Julianne Moore wins the best actress Oscar for her portrayal of a college professor battling a rapidly advancing case of Alzheimer's. This is a strong category, but Moore deserves to win -- not only for her performance in Still Alice, but for a career geared toward excellence -- with a few digressions, of course. Let's not talk about her first movie of 2015: The misbegotten Seventh Son.
Best Supporting Actor
The Oscar goes to J.K. Simmons. Why go against the wave of support Simmons already has received with Golden Globe and SAG awards?
If you think Simmons was scary and intimidating as a sadistic music teacher in Whiplash, you've forgotten his portrayal of a white supremacist in 56 episodes of HBO's Oz.
Best Supporting Actress
Patricia Arquette will win.
Arquette may not have quite as much support as Simmons, but she'll have enough to win an Oscar for her work as an often-frustrated single mother in Boyhood.
Now for some quicker hits:
Look for The Imitation Game to emerge victorious in the best adapted screenplay category. I'm betting that The Grand Budapest Hotel will win best original screenplay for Wes Anderson , although -- for my money -- the movie is more a brilliant display of visual wit than anything else.
I'm going to skip most of the so-called technical categories, except to note that Birdman will win a cinematography Oscar for Emmanuel Lubezki, who also won in that category last year for his work on Gravity. Talk about being on a roll.
As for documentaries: It doesn't look as if anything can stop Citizen Four from taking home an Oscar, although I can't help but wonder whether Academy voters have at least some mixed feelings about Edward Snowden, the film's subject.
I'm thinking the Polish film Ida will win best foreign-language film, although this category can (and has) produced upsets.
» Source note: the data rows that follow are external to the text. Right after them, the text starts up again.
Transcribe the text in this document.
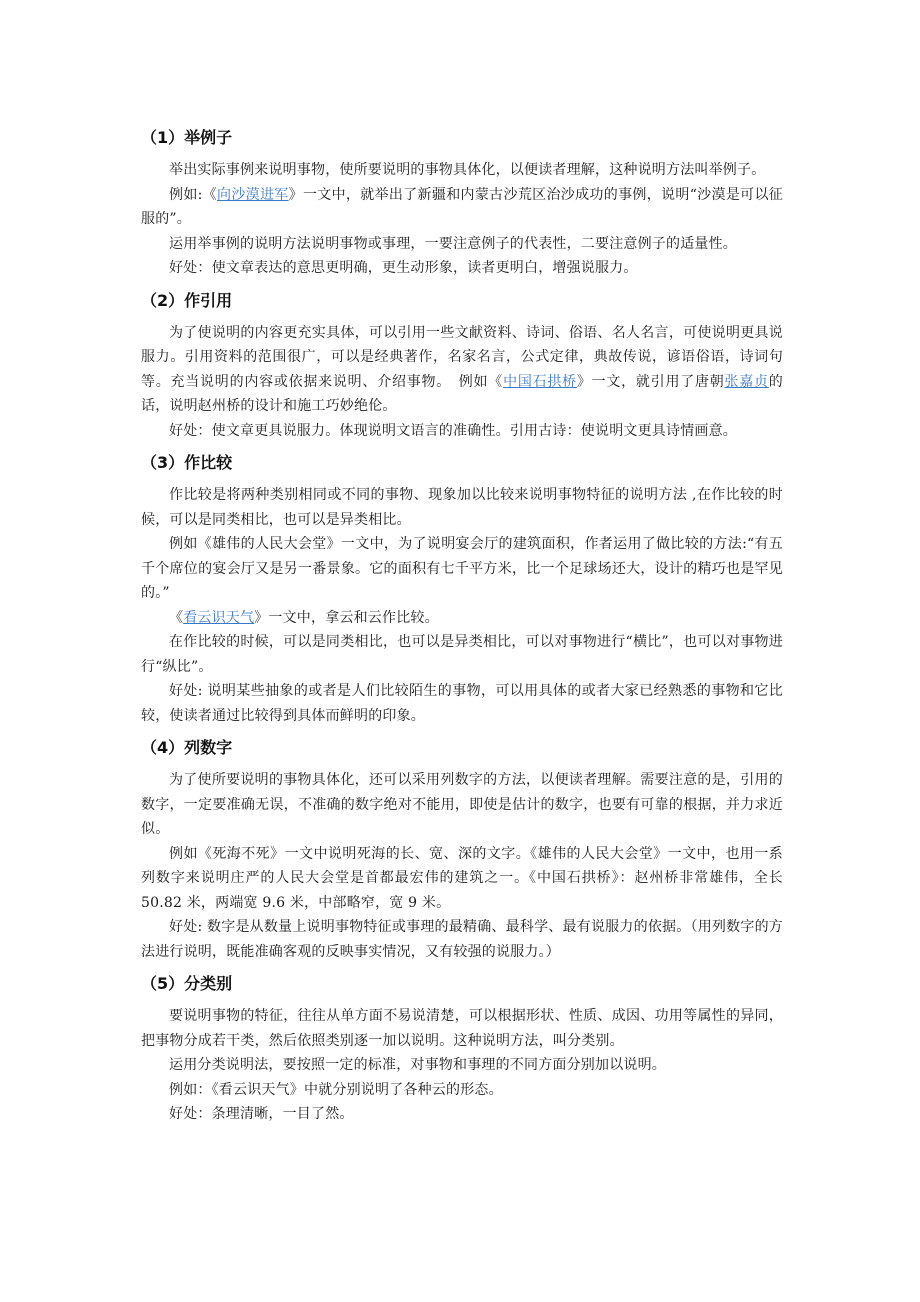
（1）举例子

举出实际事例来说明事物，使所要说明的事物具体化，以便读者理解，这种说明方法叫举例子。

例如:《向沙漠进军》一文中，就举出了新疆和内蒙古沙荒区治沙成功的事例，说明“沙漠是可以征服的”。

运用举事例的说明方法说明事物或事理，一要注意例子的代表性，二要注意例子的适量性。

好处：使文章表达的意思更明确，更生动形象，读者更明白，增强说服力。

（2）作引用

为了使说明的内容更充实具体，可以引用一些文献资料、诗词、俗语、名人名言，可使说明更具说服力。引用资料的范围很广，可以是经典著作，名家名言，公式定律，典故传说，谚语俗语，诗词句等。充当说明的内容或依据来说明、介绍事物。　例如《中国石拱桥》一文，就引用了唐朝张嘉贞的话，说明赵州桥的设计和施工巧妙绝伦。

好处：使文章更具说服力。体现说明文语言的准确性。引用古诗：使说明文更具诗情画意。

（3）作比较

作比较是将两种类别相同或不同的事物、现象加以比较来说明事物特征的说明方法 ,在作比较的时候，可以是同类相比，也可以是异类相比。

例如《雄伟的人民大会堂》一文中，为了说明宴会厅的建筑面积，作者运用了做比较的方法:“有五千个席位的宴会厅又是另一番景象。它的面积有七千平方米，比一个足球场还大，设计的精巧也是罕见的。”

《看云识天气》一文中，拿云和云作比较。

在作比较的时候，可以是同类相比，也可以是异类相比，可以对事物进行“横比”，也可以对事物进行“纵比”。

好处: 说明某些抽象的或者是人们比较陌生的事物，可以用具体的或者大家已经熟悉的事物和它比较，使读者通过比较得到具体而鲜明的印象。

（4）列数字

为了使所要说明的事物具体化，还可以采用列数字的方法，以便读者理解。需要注意的是，引用的数字，一定要准确无误，不准确的数字绝对不能用，即使是估计的数字，也要有可靠的根据，并力求近似。

例如《死海不死》一文中说明死海的长、宽、深的文字。《雄伟的人民大会堂》一文中，也用一系列数字来说明庄严的人民大会堂是首都最宏伟的建筑之一。《中国石拱桥》：赵州桥非常雄伟，全长 50.82 米，两端宽 9.6 米，中部略窄，宽 9 米。

好处: 数字是从数量上说明事物特征或事理的最精确、最科学、最有说服力的依据。（用列数字的方法进行说明，既能准确客观的反映事实情况，又有较强的说服力。）

（5）分类别

要说明事物的特征，往往从单方面不易说清楚，可以根据形状、性质、成因、功用等属性的异同，把事物分成若干类，然后依照类别逐一加以说明。这种说明方法，叫分类别。

运用分类说明法，要按照一定的标准，对事物和事理的不同方面分别加以说明。

例如：《看云识天气》中就分别说明了各种云的形态。

好处：条理清晰，一目了然。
If I had a vote, it would have gone to Leviathan.
I'll be watching and Tweeting Sunday evening, contributing to the great snarkfest that now accompanies every awards show.
I believe the annual gathering at which Hollywood celebrates itself is fair game for snark.
Let's face it, the lengthy telecast seldom proves entertaining, and the results don't necessarily reveal anything essential about the cultural moment in which we're living.
We watch because ... well ... because we do.
Let's face it, being movie lovers often necessitates putting ourselves in the position of rejected lovers who refuse to take a hint. No matter how many times the Oscar show bores or disappoints us, we always seem to return for more.